Name squatting is not allowed on the deno.land/x/. If you feel that a module is not currently usable, has not been legitimately under development for more than 90 days, and you have a concrete proposal to publish a well-maintained module in its place, please contact support.

Deno therefore hides provenance and potentially allows a named package to change.

I'd like to get some additional community feedback.

[ljharb]

ESM absolutely has a packaging format - normal npm packages can contain CJS (which can be required or imported), or ESM (which can only be imported), or both.

Other than that, and "a URL that serves a JS file", what other packaging formats with fixed contents exist?

[Grunet]

Admittedly I haven't really thought it through, but I thought it would be nice if there was some dedicated file tools could look for for the extra metadata.

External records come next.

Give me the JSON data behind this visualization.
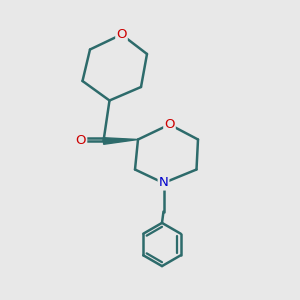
{
  "bg_color": "#e8e8e8",
  "bond_color": "#2d6b6b",
  "O_color": "#cc0000",
  "N_color": "#0000cc",
  "bond_width": 1.8,
  "figsize": [
    3.0,
    3.0
  ],
  "dpi": 100,
  "xlim": [
    0,
    10
  ],
  "ylim": [
    0,
    10
  ]
}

Deno already sort of does that when looking for type declaration files for a JS-only ESM module (per https://deno.land/manual@v1.29.4/advanced/typescript/types#providing-types-when-importing)

It seems like if there was some general analog to this it could be used for SBOM data too

[ljharb]

I think the most important ecosystem by scale - across all languages - is npm. If you cover npm, you've covered many, many nines of JS code, whether it's CJS or ESM, and i'd bet most URL-accessed ES Modules are served out of an npm package anyways.

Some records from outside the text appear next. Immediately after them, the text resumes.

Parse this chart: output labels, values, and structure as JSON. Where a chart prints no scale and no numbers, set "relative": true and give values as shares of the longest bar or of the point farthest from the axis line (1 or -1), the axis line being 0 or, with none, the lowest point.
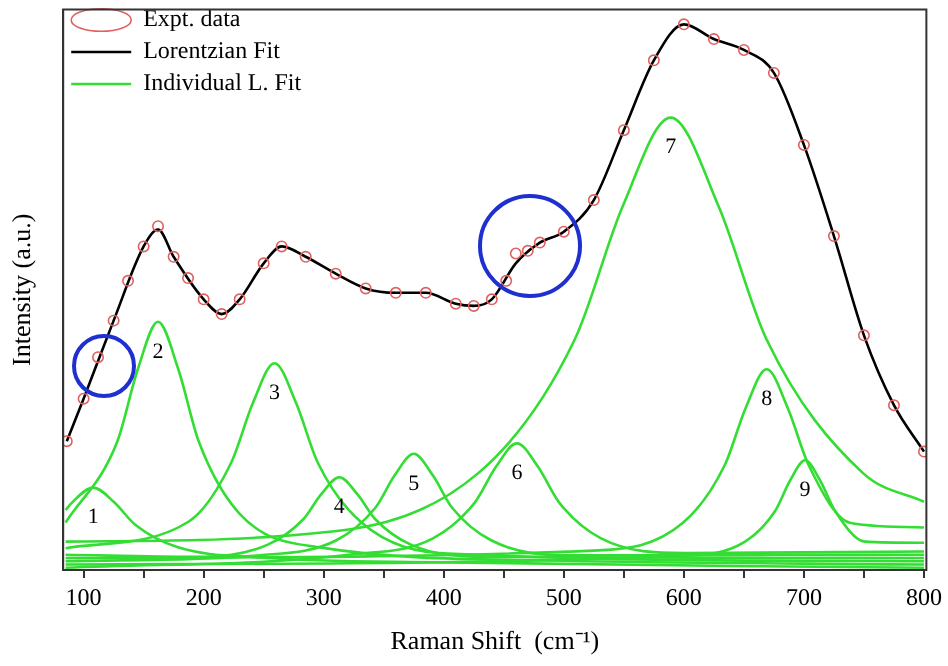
{
  "chart_data": {
    "type": "line",
    "relative": true,
    "xlabel": "Raman Shift  (cm⁻¹)",
    "ylabel": "Intensity (a.u.)",
    "xlim": [
      83,
      802
    ],
    "xticks": [
      100,
      {
        "value": 150,
        "label": null
      },
      200,
      {
        "value": 250,
        "label": null
      },
      300,
      {
        "value": 350,
        "label": null
      },
      400,
      {
        "value": 450,
        "label": null
      },
      500,
      {
        "value": 550,
        "label": null
      },
      600,
      {
        "value": 650,
        "label": null
      },
      700,
      {
        "value": 750,
        "label": null
      },
      800
    ],
    "legend": "top left",
    "grid": false,
    "series": [
      {
        "name": "Expt. data",
        "type": "scatter",
        "marker": "circle",
        "color": "#e06060",
        "x": [
          86,
          100,
          112,
          125,
          137,
          150,
          162,
          175,
          187,
          200,
          215,
          230,
          250,
          265,
          285,
          310,
          335,
          360,
          385,
          410,
          425,
          440,
          452,
          460,
          470,
          480,
          500,
          525,
          550,
          575,
          600,
          625,
          650,
          675,
          700,
          725,
          750,
          775,
          800
        ],
        "values": [
          0.236,
          0.314,
          0.39,
          0.457,
          0.53,
          0.593,
          0.63,
          0.574,
          0.535,
          0.496,
          0.469,
          0.496,
          0.562,
          0.593,
          0.574,
          0.543,
          0.516,
          0.508,
          0.508,
          0.488,
          0.484,
          0.496,
          0.53,
          0.58,
          0.585,
          0.6,
          0.62,
          0.678,
          0.806,
          0.934,
          1.0,
          0.973,
          0.953,
          0.911,
          0.779,
          0.612,
          0.43,
          0.302,
          0.217
        ]
      },
      {
        "name": "Lorentzian Fit",
        "color": "#000000",
        "x": [
          86,
          100,
          125,
          150,
          162,
          175,
          200,
          215,
          230,
          250,
          265,
          285,
          310,
          335,
          360,
          385,
          410,
          425,
          440,
          460,
          480,
          500,
          525,
          550,
          575,
          600,
          625,
          650,
          675,
          700,
          725,
          750,
          775,
          800
        ],
        "values": [
          0.236,
          0.314,
          0.457,
          0.593,
          0.624,
          0.574,
          0.496,
          0.469,
          0.496,
          0.562,
          0.593,
          0.574,
          0.543,
          0.516,
          0.508,
          0.508,
          0.488,
          0.484,
          0.496,
          0.562,
          0.6,
          0.62,
          0.678,
          0.806,
          0.934,
          1.0,
          0.973,
          0.953,
          0.911,
          0.779,
          0.612,
          0.43,
          0.302,
          0.217
        ]
      },
      {
        "name": "Individual L. Fit",
        "color": "#33dd33",
        "x": [
          85,
          90.5,
          108,
          125.5,
          143,
          178,
          248,
          400,
          800
        ],
        "values": [
          0.11,
          0.124,
          0.151,
          0.124,
          0.083,
          0.042,
          0.023,
          0.014,
          0.004
        ]
      },
      {
        "color": "#33dd33",
        "x": [
          85,
          128,
          145,
          162,
          179,
          196,
          230,
          298,
          500,
          800
        ],
        "values": [
          0.087,
          0.235,
          0.367,
          0.455,
          0.367,
          0.235,
          0.103,
          0.041,
          0.017,
          0.01
        ]
      },
      {
        "color": "#33dd33",
        "x": [
          85,
          187,
          223,
          241,
          259,
          277,
          295,
          331,
          403,
          800
        ],
        "values": [
          0.04,
          0.088,
          0.197,
          0.306,
          0.379,
          0.306,
          0.197,
          0.088,
          0.03,
          0.016
        ]
      },
      {
        "color": "#33dd33",
        "x": [
          85,
          193,
          253,
          283,
          298,
          313,
          328,
          343,
          373,
          433,
          800
        ],
        "values": [
          0.028,
          0.024,
          0.046,
          0.093,
          0.139,
          0.17,
          0.139,
          0.093,
          0.046,
          0.024,
          0.022
        ]
      },
      {
        "color": "#33dd33",
        "x": [
          85,
          247,
          311,
          343,
          359,
          375,
          391,
          407,
          439,
          503,
          800
        ],
        "values": [
          0.016,
          0.027,
          0.055,
          0.114,
          0.173,
          0.213,
          0.173,
          0.114,
          0.055,
          0.027,
          0.028
        ]
      },
      {
        "color": "#33dd33",
        "x": [
          85,
          321,
          391,
          426,
          443.5,
          461,
          478.5,
          496,
          531,
          601,
          800
        ],
        "values": [
          0.004,
          0.028,
          0.058,
          0.124,
          0.189,
          0.232,
          0.189,
          0.124,
          0.058,
          0.031,
          0.034
        ]
      },
      {
        "color": "#33dd33",
        "x": [
          85,
          269,
          429,
          509,
          549,
          589,
          629,
          669,
          749,
          800
        ],
        "values": [
          0.052,
          0.063,
          0.178,
          0.422,
          0.666,
          0.829,
          0.666,
          0.422,
          0.178,
          0.125
        ]
      },
      {
        "color": "#33dd33",
        "x": [
          85,
          529,
          599,
          634,
          651.5,
          669,
          686.5,
          704,
          739,
          800
        ],
        "values": [
          0.022,
          0.036,
          0.086,
          0.192,
          0.297,
          0.368,
          0.297,
          0.192,
          0.086,
          0.078
        ]
      },
      {
        "color": "#33dd33",
        "x": [
          85,
          601,
          651,
          676,
          688.5,
          701,
          713.5,
          726,
          751,
          800
        ],
        "values": [
          0.01,
          0.026,
          0.052,
          0.108,
          0.164,
          0.201,
          0.164,
          0.108,
          0.052,
          0.05
        ]
      }
    ],
    "annotations": [
      {
        "text": "1",
        "x": 108,
        "y": 0.151
      },
      {
        "text": "2",
        "x": 162,
        "y": 0.455
      },
      {
        "text": "3",
        "x": 259,
        "y": 0.379
      },
      {
        "text": "4",
        "x": 313,
        "y": 0.17
      },
      {
        "text": "5",
        "x": 375,
        "y": 0.213
      },
      {
        "text": "6",
        "x": 461,
        "y": 0.232
      },
      {
        "text": "7",
        "x": 589,
        "y": 0.829
      },
      {
        "text": "8",
        "x": 669,
        "y": 0.368
      },
      {
        "text": "9",
        "x": 701,
        "y": 0.201
      }
    ]
  }
}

fwiw I maintain a significant percentage of npm's downloads, and I'd be happy to add SBOMs to my packages if that would add value - but I'm still waiting for both a demonstration of that value, and, a (JS-based) tool that makes it easy to validate and create the required metadata.

[stevespringett]

@ljharb Historically, most SBOM adopters have been generating them using https://www.npmjs.com/package/@cyclonedx/bom for NPM projects. That project is mostly deprecated and is superseded by https://www.npmjs.com/package/@cyclonedx/cyclonedx-npm. There's also webpack plugins available and we're working on yarn and pnpm as well. https://www.npmjs.com/package/@appthreat/cdxgen is also an option.

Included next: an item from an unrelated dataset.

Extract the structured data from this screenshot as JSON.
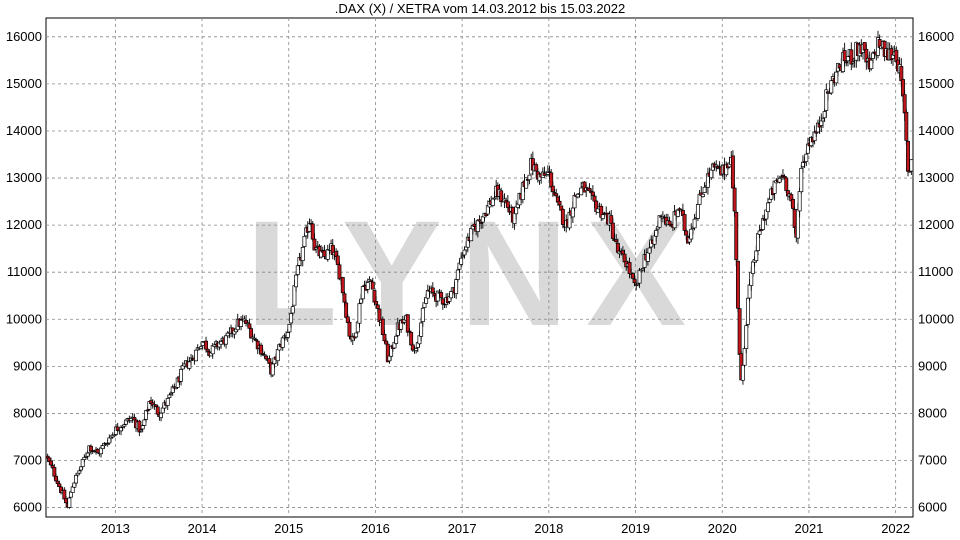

To your question on value... It really depends on the type of analysis someone wants to perform on the SBOM. For projects that use one of your libraries, and look at the SBOM, the dependencies listed may or may not be applicable to their application. When they pull in one of your libraries, there's no guarantee they will get the same versions of the same transitive components. IMO, the biggest advantage for NPM is being able to describe bundled dependencies. If one of your libraries bundles another library, this is a perfect reason why someone would value an SBOM from NPM. Likewise, if your libraries do not bundle additional libraries, that is just as important and just as valuable in an SBOM.

[ljharb]

My projects don't bundle any deps (virtually nobody does in a package this but npm itself, i'm pretty sure), and they don't ship a lockfile (also something virtually no packages do, since it's user-hostile by preventing deduping and free-flowing security/bug updates). What would an SBOM add in this case, where the lack of guarantees there is a very, very intentional feature of the ecosystem?

[stevespringett]

What would an SBOM add in this case, where the lack of guarantees there is a very, very intentional feature of the ecosystem?

Not much. From a dependency resolution and inventory perspective, SBOM for many libraries does not make a ton of sense.

However, being able to state in an SBOM that a library either includes or does not include other libraries provides a lot of value. The NTIA Minimum Elements allows vendors to specify known-unknowns. In other words, vendors being able to state that I do not know what else is in this thing. For NPM libraries that produce SBOMs, those same vendors would be able to state that either a) nothing else is in that library, or b) that something is in that library, both of which are better than stating that they do not know.

[ljharb]

So, to repeat back, my packages could add an SBOM stating "nothing is bundled with this library" and that would be an improvement for the ecosystem, versus tooling looking at the bundledDependencies field (which tells you the same information)?